My exercise for today was twofold: to test stretching the limits of my D450, and to get closeups of the red plant I took area shots of Friday, partly so I could try to identify it (anyone help?), partly just for the exercise & entertainment. These are so small -- about 5/8" high -- that I couldn't have gotten these shots without adding a closeup lens to the camera, and I didn't have it with me. Besides, I was testing my new folding stool Friday, not exploring what I can see lying on my tummy.
To mount filters or closeup lenses on the D450, one must clip an adapter onto the front of the camera, and screw the accessory into the adapter. With the adapter in place, one must rely entirely on the LCD, which of course if totally washed out by the sun. By shading with hat or hand, almost enough can be seen to guess that the camera is pointed the right direction. I took seven shots and was pleasantly surprised that parts of two images were actually usable. I missed the tiny white flower that was in amongst in a couple of shots -- can't even tell which shots it was supposed to be in.
Not quite the process of "photography" as I understand it, but I brought back pictures that are fun, attractive, and possibly useful, at least after cropping, so it counts as something.
Before I took the closeups, I wanted to try out my 2x telephoto adapter on the turtles. It screws into the same adapter as the closeup lens, so involves the same kind of juggling of parts & pieces and camera. Except for snapping on the adapter, it is much like changing lenses on a interchangeable lens SLR. No profit for the SLR, since there one has the lens (or body cap) that one is removing, as well as the new lens and its front & rear caps -which go in the pocket in this case, but onto whatever you take off in the case of the SLR. Whuff.

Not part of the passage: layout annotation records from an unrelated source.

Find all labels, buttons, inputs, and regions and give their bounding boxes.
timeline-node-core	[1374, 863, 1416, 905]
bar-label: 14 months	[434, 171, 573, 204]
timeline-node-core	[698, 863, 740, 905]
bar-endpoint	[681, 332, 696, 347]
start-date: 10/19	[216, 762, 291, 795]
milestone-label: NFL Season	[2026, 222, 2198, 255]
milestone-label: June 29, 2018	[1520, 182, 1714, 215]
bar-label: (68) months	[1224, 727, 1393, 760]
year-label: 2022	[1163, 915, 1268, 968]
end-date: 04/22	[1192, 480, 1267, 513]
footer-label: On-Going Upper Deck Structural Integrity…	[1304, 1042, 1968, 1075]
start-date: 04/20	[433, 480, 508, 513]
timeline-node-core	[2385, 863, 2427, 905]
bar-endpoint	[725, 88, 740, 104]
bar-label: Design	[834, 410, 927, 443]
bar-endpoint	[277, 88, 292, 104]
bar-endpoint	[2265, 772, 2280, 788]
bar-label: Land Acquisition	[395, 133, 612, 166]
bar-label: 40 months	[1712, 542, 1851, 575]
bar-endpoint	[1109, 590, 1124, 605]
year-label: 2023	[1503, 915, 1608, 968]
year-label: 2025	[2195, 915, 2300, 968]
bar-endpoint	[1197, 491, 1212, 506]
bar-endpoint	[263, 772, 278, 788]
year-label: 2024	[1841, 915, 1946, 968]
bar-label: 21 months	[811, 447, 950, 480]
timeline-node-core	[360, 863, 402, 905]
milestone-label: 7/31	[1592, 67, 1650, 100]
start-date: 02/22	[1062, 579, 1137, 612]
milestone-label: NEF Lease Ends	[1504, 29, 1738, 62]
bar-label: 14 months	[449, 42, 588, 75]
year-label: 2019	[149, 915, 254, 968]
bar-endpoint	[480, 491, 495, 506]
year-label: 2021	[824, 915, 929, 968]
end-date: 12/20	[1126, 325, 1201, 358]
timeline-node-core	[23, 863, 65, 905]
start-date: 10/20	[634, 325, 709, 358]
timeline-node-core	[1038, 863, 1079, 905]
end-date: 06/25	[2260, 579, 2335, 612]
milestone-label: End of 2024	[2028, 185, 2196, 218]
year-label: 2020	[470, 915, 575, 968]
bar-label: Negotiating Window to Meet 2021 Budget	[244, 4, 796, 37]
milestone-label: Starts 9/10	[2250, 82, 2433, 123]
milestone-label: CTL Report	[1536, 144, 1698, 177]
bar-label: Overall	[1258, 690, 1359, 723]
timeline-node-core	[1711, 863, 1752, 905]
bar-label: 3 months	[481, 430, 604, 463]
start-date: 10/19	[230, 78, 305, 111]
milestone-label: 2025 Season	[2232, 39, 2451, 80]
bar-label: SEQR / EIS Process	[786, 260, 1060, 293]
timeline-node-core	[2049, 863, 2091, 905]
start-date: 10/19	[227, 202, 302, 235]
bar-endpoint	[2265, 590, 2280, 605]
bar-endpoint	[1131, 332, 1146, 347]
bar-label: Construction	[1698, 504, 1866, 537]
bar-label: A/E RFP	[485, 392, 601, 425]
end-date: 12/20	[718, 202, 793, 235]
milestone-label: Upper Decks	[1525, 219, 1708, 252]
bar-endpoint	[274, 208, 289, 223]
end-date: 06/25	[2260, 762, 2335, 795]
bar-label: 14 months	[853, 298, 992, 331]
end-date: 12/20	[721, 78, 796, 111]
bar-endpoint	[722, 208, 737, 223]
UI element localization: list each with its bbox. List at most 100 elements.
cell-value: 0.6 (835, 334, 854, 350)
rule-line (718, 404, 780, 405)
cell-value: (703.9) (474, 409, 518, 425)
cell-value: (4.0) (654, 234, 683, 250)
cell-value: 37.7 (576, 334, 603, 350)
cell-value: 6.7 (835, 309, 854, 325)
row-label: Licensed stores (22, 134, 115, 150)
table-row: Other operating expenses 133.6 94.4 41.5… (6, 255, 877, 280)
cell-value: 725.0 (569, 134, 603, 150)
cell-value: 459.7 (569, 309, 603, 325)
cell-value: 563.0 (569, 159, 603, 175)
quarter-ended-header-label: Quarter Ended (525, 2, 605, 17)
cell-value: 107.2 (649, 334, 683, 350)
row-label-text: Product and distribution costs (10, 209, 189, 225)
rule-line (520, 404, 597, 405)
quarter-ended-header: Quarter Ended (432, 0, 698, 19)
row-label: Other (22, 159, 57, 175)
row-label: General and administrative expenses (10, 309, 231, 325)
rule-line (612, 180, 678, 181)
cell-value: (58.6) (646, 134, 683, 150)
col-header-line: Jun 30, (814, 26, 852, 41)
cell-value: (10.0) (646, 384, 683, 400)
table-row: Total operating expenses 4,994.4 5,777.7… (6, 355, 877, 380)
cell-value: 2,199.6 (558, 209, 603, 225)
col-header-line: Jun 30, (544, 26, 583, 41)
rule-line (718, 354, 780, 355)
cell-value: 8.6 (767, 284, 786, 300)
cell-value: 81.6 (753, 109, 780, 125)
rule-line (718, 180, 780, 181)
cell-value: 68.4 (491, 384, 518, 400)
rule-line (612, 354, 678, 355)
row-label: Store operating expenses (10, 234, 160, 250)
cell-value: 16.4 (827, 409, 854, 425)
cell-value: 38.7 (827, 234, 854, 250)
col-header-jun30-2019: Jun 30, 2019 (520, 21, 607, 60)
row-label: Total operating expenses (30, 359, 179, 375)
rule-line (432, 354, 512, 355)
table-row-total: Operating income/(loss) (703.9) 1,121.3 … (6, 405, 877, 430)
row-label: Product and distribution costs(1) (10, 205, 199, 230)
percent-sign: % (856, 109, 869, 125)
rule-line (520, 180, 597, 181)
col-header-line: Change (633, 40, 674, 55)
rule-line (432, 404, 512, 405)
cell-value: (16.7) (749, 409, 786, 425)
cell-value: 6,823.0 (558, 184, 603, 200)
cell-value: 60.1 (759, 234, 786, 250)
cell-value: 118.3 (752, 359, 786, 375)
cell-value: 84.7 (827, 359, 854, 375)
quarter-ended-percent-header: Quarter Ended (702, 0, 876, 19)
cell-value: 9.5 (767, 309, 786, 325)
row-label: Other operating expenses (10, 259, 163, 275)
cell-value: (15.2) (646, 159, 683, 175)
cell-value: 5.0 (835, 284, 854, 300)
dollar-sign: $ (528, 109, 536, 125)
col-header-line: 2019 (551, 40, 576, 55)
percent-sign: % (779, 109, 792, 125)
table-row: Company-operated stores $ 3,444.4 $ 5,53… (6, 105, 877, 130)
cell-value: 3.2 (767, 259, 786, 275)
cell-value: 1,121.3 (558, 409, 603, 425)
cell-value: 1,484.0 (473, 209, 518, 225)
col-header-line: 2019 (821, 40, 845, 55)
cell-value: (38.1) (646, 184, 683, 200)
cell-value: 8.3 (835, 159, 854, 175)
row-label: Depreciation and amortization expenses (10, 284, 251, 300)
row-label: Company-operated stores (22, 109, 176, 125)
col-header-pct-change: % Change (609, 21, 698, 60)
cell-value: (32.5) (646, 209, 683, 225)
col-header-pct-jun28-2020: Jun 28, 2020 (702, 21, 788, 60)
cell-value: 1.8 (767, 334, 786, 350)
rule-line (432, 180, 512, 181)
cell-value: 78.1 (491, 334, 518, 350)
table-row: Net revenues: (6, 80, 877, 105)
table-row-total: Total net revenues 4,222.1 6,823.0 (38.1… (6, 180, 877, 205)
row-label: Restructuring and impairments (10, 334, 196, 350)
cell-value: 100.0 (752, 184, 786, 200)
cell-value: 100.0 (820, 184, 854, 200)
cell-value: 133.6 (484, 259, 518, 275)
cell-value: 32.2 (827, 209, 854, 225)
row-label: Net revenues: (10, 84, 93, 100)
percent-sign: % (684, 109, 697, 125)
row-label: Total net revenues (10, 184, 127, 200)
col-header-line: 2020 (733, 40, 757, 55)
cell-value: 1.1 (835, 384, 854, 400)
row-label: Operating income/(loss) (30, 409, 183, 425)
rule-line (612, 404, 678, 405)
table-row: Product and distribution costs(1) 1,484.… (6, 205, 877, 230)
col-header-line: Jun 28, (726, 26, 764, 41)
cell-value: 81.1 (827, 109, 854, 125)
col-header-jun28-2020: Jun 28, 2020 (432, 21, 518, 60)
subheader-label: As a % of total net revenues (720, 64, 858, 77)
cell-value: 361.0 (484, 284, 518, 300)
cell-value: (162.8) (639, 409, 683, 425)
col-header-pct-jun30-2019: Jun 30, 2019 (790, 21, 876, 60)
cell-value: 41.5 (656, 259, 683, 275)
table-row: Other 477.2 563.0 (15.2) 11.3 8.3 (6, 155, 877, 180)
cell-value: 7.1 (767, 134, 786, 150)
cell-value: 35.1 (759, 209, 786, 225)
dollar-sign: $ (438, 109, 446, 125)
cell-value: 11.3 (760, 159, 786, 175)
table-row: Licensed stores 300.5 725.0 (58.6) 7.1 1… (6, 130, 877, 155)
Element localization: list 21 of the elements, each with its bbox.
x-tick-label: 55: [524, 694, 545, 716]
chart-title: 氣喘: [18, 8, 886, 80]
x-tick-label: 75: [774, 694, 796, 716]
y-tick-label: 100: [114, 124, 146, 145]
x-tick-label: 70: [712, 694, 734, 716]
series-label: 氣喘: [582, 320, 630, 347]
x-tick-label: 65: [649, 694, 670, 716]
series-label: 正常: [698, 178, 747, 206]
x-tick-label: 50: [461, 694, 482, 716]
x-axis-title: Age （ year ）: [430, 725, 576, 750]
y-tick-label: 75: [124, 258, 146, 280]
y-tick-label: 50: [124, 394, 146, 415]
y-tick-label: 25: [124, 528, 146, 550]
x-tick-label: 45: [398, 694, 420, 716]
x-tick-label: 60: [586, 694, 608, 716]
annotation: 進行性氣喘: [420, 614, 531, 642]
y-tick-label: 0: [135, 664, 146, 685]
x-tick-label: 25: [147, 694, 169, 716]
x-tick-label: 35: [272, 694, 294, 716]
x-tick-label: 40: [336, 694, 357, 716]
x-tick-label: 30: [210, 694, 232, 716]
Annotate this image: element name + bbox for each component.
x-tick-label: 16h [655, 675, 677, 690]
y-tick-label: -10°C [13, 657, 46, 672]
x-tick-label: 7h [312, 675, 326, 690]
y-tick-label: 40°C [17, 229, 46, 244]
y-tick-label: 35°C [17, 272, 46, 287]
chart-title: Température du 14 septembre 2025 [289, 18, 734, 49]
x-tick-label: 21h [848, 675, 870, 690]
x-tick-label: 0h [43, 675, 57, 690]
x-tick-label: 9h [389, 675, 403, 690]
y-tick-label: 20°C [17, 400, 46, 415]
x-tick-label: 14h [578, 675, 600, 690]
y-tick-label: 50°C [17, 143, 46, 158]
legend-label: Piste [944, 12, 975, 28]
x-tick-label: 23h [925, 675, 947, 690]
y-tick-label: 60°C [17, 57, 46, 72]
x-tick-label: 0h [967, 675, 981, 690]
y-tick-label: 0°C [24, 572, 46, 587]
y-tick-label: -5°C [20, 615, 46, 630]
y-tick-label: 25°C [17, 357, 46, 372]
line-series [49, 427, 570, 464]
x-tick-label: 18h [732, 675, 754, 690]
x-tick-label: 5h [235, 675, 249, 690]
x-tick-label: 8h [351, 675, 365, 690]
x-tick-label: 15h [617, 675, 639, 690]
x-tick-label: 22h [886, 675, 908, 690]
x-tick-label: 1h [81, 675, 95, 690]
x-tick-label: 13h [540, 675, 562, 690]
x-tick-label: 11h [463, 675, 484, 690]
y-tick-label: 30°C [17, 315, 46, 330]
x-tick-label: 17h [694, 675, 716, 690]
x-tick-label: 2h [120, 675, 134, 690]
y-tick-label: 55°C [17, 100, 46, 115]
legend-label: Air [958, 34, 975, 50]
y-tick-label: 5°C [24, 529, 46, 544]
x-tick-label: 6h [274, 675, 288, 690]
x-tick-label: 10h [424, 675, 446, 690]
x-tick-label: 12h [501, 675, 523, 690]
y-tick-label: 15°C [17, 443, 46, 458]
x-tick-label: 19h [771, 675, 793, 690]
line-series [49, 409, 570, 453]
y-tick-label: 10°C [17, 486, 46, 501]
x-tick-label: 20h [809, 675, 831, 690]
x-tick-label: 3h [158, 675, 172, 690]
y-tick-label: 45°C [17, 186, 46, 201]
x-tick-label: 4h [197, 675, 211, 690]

The turtles were fun. The process wasn't quite as bad as the closeups, since it was easier to shade the LCD and focus wasn't as critical. Again, this is an enhancement to what I managed to get on Friday. Better detail, but the chromatic aberration is rather severe.
So if the objective is picture, I pretty much got the pictures I went for & missed the additional opportunities I would have liked to have gotten. Image quality is pretty much right on the edge of what I can accept, with some of the chromatic aberration rather bothersome.
If the objective is process, then this doesn't work. I'm not sure I could do it spontaneously at all (I didn't have any more success when I got the stuff, and then I had less understanding of the head problems) and I doubt I could do it often on a planned basis.
The head stuff was mixed. The greatest benefit probably came from getting me down to look at the plants closely, with a secondary benefit from coming home with pictures I am glad to have. But there was a penalty involved in the process, sufficient to cut my beach time short and have me leaving in a mildly unstable condition.
I may have done better shooting lichen in the back yard yesterday -- I think there are at least five different kinds.
Good learning experiences overall, and I will continue the experimentation. I will also continue looking at cameras. Along with the Olympus SP-570UZ, I have looked at several cameras of similar or lower cost. To get a better idea of what might be missing by sticking to that price point, I have also looked at some more expensive cameras, including the Fuji S100fs (which almost displaced the 570 as my leading choice) and Nikon D300.